This analysis will compare different text representations with simple sklearn linear and ensemble classifiers. The basis of all the text representations tested in this analysis is the sklearn vectorizer. The performance of these representations were tested in the previous post, and so the best performing methods from that analysis will be analyzed to determine which features (i.e. tokens or words) contribute to the decision to classify something as accountability. This will give further understanding into which method of text representation is most suitable for this task.

Recap of Performance Results

The most notable effect on performance from the various representations was that character based consistently performed higher than other methods.

In the comparison of classifiers, it is clear overall the linear methods perform best, and the balanced linear classifiers was slightly better in most cases.

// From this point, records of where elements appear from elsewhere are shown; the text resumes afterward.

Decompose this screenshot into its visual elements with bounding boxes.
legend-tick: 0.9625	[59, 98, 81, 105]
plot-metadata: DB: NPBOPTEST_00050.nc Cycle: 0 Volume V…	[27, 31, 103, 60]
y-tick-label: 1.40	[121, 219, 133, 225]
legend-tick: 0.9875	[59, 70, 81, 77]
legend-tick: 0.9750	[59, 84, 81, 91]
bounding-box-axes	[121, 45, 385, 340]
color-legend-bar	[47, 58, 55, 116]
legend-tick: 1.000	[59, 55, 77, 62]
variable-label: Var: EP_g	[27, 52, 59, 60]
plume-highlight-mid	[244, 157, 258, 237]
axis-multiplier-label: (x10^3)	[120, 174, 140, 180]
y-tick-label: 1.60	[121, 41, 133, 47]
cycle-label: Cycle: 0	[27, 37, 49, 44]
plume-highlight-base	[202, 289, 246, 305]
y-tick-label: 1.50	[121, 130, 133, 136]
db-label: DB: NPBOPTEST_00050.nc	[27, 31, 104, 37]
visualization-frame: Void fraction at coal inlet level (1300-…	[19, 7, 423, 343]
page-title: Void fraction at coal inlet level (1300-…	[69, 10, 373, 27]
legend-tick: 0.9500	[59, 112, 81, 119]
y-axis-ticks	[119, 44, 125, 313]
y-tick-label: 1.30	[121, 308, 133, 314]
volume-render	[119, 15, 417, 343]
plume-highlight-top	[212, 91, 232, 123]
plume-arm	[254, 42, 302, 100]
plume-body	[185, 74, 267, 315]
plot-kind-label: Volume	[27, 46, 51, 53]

Analysis of Features on performance

The following analysis will demonstrate which features contributed the most to the classification decision with various different representations. This can give an indication why some methods may be performing better that others, and also to see if the good performing methods have features that seem to related to the topic of accountability.

Unigrams, Balanced

In the case of unigram, and balanced cost function, the features seem like they have some coherence with the topic of accountability, though do contain some event specific terms, such as the name “hornaday”, that is most prevalent in a specific set of articles. This indicates that this representation seems like it would not generalize as well to new events.

Positive Features

Weight Feature
+11.159 hornaday
+10.813 counsellor
+10.489 bullied
+10.130 rage
+9.911 ugly
+9.760 counselor
+9.615 sprees
+8.979 science

Negative Features

Weight Feature
-8.918 massacred
-9.079 camera
-9.144 marquez
-9.147 stringent
-9.266 animals
-9.279 proposed
-9.763 bills
-9.897 apple
-10.262 undergo
-10.303 peace
-11.353 proposals
-13.895 caption

Unigrams, Unbalanced

This representation seems to clearly demonstrate meaning related to accountability, with both the terms “blame” and “blamed” in the top most relevant terms to predict as positive for accountability. This may be indicating that despite the slightly higher performance in f-score from the balanced classifier, the unbalanced may actually be giving more meaningful results.

Positive Features

Weight Feature
+5.122 blame
+4.720 culture
+4.605 blamed
+4.453 shall
+4.126 misogyny
+4.097 counselor
+4.040 rage
+3.882 senselessness
+3.868 isolated
+3.841 hornaday
+3.795 void
+3.795 bullied
+3.788 videos
+3.727 none
+3.686 illness
+3.664 failure
+3.622 counsellor

Negative features

Weight Feature
-3.843 bmw
-3.935 students
-4.184 caption

Balanced, Character Based

The balanced character based was the best performing representation, though this is perplexing when analyzing the feature importances for the classifier. The features are not easily interpretable, and do not seem to clearly convey meaning.

Positive Features

Weight Feature
+19.469 e? 
+19.191 s? 
+17.221 n? 
+16.696 a? 
+14.978 fame
+13.483 tered.
+13.476 ak
+12.957 ndw
+11.972  be.
+11.777 war,
+11.760 var
+11.499 u.
+11.329 wild
+11.228 se. 
+11.153 fame
+10.631 od. 

Negative Features

Weight Feature
-11.270 spa
-11.304  6 
-12.947  work 
-13.294 ?” 

Balanced, Tri-grams

For classifiers incorporating 1-3 ngrams, the results are similar to the unbalanced unigram results. This method also did have a fairly good performance in f-score.

Positive Features

Weight? Feature
+10.839 blame
+8.991 in other
+8.746 know this
+8.640 knew he
+8.603 jaylen
+8.571 blamed
+8.456 motives
+8.343 culture
+8.291 believe the
+8.232 fame
+8.226 hornaday
+8.069 he doesn
+8.020 teens
+7.797 women

Negative features

Weight Feature
-7.655 marquez
-7.663 apple
-7.784 who was
-7.974 jaylen fryberg
-8.451 yes
-10.954 caption

Conclusions

Methods that have the highest performance in f-score on the current datasets, do not necessarily have the best performance for generalizing to future unseen articles. To assess if the classifiers are capturing something meaningful, feature analysis is vary useful. From this analysis of feature importance, we can see that the highest performing methods: character based and balanced, are not capturing meaningful features specific to accountability. It seems from this analysis that unigrams and tri-grams methods were the capturing best meaning in the features.